Pur trattando materie scottanti, quali ad esempio la corruzione della polizia, le incongruenze giudiziarie, le rifrazioni e i tanti riverberi della vita nelle carceri, Siegel decide di non etichettare i suoi film come lavori di impegno politico, come al contrario fanno registi appartenenti alla stessa generazione (basti pensare a Elia Kazan e Sidney Lumet). Eppure la sua presa di posizione sulle tante questioni elaborate sono cogenti, rigorose, spietate. È anche per questo che Friedkin e Mann gli sono debitori.

Siegel, definito da Andrew Robinson "uno degli uomini più furbi" che abbia mai incontrato nell'intervista riportata nella sezione incipitaria del volume, possiede un innato talento per creare ed ottenere particolari alchimie tra gli attori che ingaggia. È altrettanto attento alla scelta che il cinema americano di quel periodo impone in qualche misura ai suoi fautori, che privilegiano oltremodo l'azione a discapito delle musiche. Lo stesso cominciamento di Dirty Harry è prettamente documentaristico. Egli deve decidere se eliminare la musica oppure osare, attingendo alle fonti dell'ignoto e dell'originale.
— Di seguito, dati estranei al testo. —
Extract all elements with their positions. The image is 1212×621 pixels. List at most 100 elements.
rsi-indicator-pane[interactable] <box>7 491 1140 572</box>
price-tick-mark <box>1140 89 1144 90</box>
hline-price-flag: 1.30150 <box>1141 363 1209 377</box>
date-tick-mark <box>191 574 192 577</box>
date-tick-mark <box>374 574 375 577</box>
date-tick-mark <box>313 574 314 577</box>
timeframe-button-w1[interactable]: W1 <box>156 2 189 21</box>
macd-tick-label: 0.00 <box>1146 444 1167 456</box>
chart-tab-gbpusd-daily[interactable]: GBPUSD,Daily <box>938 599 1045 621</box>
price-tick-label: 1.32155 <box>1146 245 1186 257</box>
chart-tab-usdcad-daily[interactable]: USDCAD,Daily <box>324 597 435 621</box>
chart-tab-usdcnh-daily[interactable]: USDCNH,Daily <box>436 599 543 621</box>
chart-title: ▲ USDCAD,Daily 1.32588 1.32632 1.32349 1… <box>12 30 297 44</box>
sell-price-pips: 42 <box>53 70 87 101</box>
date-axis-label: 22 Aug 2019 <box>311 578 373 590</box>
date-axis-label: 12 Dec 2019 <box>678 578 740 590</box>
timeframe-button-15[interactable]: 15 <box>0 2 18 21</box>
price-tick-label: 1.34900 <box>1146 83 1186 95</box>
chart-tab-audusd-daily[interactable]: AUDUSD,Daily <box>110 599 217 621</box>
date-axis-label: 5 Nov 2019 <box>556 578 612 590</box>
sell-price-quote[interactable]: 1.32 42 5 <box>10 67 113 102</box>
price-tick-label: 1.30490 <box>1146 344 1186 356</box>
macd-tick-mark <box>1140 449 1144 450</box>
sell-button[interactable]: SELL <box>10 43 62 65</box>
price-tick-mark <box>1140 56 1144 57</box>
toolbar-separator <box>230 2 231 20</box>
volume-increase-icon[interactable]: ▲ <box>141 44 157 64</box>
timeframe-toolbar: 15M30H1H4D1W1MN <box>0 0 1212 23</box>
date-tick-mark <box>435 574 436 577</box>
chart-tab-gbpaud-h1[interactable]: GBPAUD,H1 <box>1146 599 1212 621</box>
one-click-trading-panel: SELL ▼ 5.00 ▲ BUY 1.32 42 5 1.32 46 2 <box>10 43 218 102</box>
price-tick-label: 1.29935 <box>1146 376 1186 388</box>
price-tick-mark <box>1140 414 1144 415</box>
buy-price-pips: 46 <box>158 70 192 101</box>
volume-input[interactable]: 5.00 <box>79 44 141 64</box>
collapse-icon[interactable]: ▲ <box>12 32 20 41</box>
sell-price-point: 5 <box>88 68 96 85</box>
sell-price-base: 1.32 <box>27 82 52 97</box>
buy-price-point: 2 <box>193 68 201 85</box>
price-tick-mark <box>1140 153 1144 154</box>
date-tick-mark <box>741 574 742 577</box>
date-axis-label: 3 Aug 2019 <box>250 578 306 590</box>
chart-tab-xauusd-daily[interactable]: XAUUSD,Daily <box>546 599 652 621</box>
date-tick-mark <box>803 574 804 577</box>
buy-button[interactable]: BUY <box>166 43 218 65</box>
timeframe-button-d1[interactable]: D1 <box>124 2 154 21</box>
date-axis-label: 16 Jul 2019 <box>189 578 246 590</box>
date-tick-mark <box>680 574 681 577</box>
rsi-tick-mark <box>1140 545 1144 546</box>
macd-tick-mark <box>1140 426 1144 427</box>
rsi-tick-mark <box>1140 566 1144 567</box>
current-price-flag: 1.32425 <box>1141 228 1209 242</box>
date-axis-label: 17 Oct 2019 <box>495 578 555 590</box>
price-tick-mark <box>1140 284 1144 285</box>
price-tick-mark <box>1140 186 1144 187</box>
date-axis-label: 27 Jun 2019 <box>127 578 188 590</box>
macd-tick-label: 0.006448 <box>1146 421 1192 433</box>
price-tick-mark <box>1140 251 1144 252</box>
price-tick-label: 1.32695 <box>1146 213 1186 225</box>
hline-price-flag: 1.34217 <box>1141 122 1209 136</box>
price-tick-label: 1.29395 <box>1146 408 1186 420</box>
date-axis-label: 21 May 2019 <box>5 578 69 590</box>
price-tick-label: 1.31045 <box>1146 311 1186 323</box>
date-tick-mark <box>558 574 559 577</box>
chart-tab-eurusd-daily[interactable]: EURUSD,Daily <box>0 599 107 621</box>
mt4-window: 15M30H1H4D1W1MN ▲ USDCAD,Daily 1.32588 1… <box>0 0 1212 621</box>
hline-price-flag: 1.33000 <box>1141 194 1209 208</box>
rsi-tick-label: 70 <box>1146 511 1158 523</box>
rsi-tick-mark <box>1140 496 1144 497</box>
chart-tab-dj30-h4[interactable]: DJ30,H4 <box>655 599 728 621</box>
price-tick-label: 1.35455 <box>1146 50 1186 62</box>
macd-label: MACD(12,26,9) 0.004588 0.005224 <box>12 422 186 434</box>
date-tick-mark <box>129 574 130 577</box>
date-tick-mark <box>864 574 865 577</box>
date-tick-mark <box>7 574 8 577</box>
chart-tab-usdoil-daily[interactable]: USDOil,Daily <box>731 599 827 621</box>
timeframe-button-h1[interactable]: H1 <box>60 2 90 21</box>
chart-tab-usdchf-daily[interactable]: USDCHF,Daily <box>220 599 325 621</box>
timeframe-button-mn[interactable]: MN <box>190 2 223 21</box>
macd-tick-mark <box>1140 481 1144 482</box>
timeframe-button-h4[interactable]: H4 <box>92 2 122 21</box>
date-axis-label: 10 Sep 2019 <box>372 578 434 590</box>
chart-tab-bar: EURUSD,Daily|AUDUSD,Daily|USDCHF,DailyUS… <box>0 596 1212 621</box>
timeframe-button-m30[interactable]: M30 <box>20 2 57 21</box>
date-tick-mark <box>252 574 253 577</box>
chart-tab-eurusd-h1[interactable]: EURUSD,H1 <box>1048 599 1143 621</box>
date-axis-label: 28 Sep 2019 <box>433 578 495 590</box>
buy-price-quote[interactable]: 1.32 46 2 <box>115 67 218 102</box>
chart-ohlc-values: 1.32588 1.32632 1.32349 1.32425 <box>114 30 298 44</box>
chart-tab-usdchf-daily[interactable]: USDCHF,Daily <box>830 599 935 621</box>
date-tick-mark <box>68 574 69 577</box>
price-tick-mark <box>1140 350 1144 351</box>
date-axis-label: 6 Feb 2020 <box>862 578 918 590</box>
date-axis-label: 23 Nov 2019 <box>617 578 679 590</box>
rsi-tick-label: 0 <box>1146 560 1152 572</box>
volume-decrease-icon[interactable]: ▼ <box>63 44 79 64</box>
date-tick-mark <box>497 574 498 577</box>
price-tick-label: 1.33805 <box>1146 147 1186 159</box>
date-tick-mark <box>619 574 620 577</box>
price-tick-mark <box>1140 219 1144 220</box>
Facile a dirsi: la scelta ricade su quest'ultima stravaganza, con un felice esito. Siegel richede la collaborazione del compositore argentino Lalo Schifrin, che combina elementi provenienti dal jazz e dal rock-funk con un uso avanguardista dei violini. L'idea è quella di condensare un concetto filosofico in pochissime note. La sintonia tra i due è davvero forte: Schifrin collabora con Siegel per ben cinque volte, attestazione di grande apprezzamento da parte del regista, che non ha mai richiamato gli stessi compositori per le colonne sonore dei suoi film.

L'affascinante durezza della regia di Siegel e la spiazzante asciuttezza narrativa si schierano sempre dalla parte del superamento della banale apparenza. La sua sceneggiatura si insinua nella spaccatura che si crea tra bene e male, tra chi vive in società e chi ne è escluso, tra il tempo a disposizione e quello forzato e limitato degli esuli. I tratti della società perbene e della città ordinata cozzano con la figura degli eroi emarginati, dannatamente braccati da consolidate convenzioni demiurgiche e da un uso rassicurante del potere. Il tragico fallimento del progetto messo a punto da Dunn e Carnie di Rivolta al blocco 11 a ben guardare denuncia lo stesso immobilismo castrante dell'ordine preposto nei confronti dei malviventi di Crimine silenzioso e la stessa società perbenista, votata al consumismo e allo sfrenato benessere economico, di Dollari che scottano. Senza incespicare, però, in una retorica da quattro soldi e in un moralismo scontato.
Ma è con Fuga da Alcatraz che Siegel viene definitivamente annoverato nella rosa di nomi del cinema che conta. Il film, selezionato alla Mostra internazionale del cinema di Venezia nel 1979, si pone al culmine della carriera del registra, che dimostra tutta la maturità e l'esperienza accumulata durante gli anni, senza mai smettere di stupire, di perfezionarsi e riaggiornarsi.

In Fuga da Alcatraz sono riscontrabili tutti i topoi del cinema di Siegel, ma c'è qualcosa di più. Nei panni di Frank Morris, Clint Eastwood interpreta la supremazia dell'individuo nell'atto evocativo dell'evasione dalla ripetitività, dalla non-esistenza, dall'anonimia carceraria. Rispetto alla cella, la metropoli appare ora come entità salvifica e, metaforicamente, rappresenta il ritorno alla propria essenza. In un certo senso, il film pare riconciliare il regista con la società e la vita. «Siegel – spiega Pasini nel saggio conclusivo - sembra aver abbandonato la via del nichilismo e aver abbracciato la convinzione che l'uomo può utilizzare la "propria tenacia fino ad ottenere l'(apparentemente) impossibile"».